Graph to watch for wage inflation pressures
As unemployment declines and the labor market tightens up, many expect wages to rise. Then as wages rise, inflation has a chance to perk up again. But I want to show a graph that I will be watching in order to determine if inflation will truly respond to rising labor income.
The national income is divided into income for labor and for capital. Each will use part of its income to consume. What I will be watching is how each changes its consumption. The basic idea is that if we start to see wage inflation and labor income rising, people will think that inflation pressures are returning. However, if consumption by capital income starts to fall at the same time, there might not be as much inflation pressure.
Here is the graph for the quarterly changes in consumption by labor and capital as based on the NIPA data. The plot shows the running average for the 4 previous quarters.
In the past, normally real labor income was always rising even through most recessions seen by the line being positive. Consumption by capital income on the other hand would rise and fall. Yet, things have been getting turned around in the past two years or so. Consumption by capital income has been growing quite fast while labor consumption has actually been falling.
Capital consumption rose by an average of $80 billion on a quarter basis through 2013. Labor consumption fell by $20 billion quarterly on average in 2013. So we actually had an overall average of a $60 billion increase on a quarterly basis for consumption.
We can see in the graph that capital income is capable of turning off the spigots of consumption quickly. And the two lines mostly moved in opposite directions but sometimes in the same direction. So if the blue line of labor consumption was to rise to +$60 billion for a previous year quarterly average, and say capital consumption was to fall to zero, we would still have the same net positive $60 billion increase per quarter in overall consumption. The perceived boost for inflation from rising labor income would be offset by the falling capital consumption. So any rise in labor consumption must be weighed against any change in capital consumption.
The economy is top heavy. Capital consumption has a large possible downside. We have never depended on capital income to drive consumption like we do now. So it is important to watch how capital income reacts as the labor market tightens up.
Update: There was a request in the comment section to add inflation to the graph. So CPI without food and energy is overlaid below (yellow line). You can see how inflation lags a rise in labor consumption. You could also say that consumption falls as inflation rises. (Inflation scale is on the right.)
This next graph combines the labor and capital lines with the inflation line. Take into account that some items in the inflation basket respond more to labor income.
The topic is inflation so how about adding inflation, over those years, to the graph?
I’ve explained before, raising the minimum wage, e.g. to $15 an hour, to compensate for low-wage productivity gains, is a pro-growth policy.

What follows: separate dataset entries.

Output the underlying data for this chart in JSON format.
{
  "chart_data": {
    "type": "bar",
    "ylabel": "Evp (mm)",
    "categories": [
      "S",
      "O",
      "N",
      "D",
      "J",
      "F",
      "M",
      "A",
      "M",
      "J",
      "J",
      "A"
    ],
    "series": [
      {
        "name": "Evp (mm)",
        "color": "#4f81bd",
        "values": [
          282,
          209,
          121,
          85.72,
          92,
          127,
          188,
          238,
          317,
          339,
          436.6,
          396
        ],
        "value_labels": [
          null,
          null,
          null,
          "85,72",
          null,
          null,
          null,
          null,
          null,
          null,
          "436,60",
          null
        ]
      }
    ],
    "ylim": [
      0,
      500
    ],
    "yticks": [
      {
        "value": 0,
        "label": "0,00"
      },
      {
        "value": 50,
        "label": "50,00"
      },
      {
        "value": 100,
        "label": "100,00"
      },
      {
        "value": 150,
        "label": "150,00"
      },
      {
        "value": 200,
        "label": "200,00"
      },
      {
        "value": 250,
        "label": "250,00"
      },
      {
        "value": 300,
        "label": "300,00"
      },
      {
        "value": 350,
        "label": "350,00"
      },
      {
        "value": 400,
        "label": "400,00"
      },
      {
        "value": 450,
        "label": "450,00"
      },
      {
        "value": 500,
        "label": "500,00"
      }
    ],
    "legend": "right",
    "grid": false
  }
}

That growth will come from raising productivity and reducing other production costs, resulting in faster GDP growth, not necessarily more employment, which empirical studies support. However, it’s likely, the positive income effect will be greater than the negative employment effect to generate some employment through consumption.
Raising the minimum wage, in itself, will likely have a small impact on employment. So, there are other factors holding the economy back.
And, from prior comments, there seems to be some confusion about potential and actual output. Potential output can be measured as a 10-year moving average of actual output, for example, or using an OLS estimate. Nonetheless, actual output has been well below potential output over the past few years, using over a 60-year linear regression. Chart:
I added two graphs for you.
Capital consumption represents world wide, where labor consumption is national?
National income within the US goes to either labor or owners of capital.
Labor uses their income to consume finished products. Owners of capital also use their income to purchase finished products.
When inequality gets out of control, you will see owners of capital using much more of their income to consume, because they need to invest less of it to maintain their income.
So when you see capital consumption so much stronger than labor income, you know there is a big problem at the moment with inequality.
Really the last year has been terrible. Inequality n the US is exploding.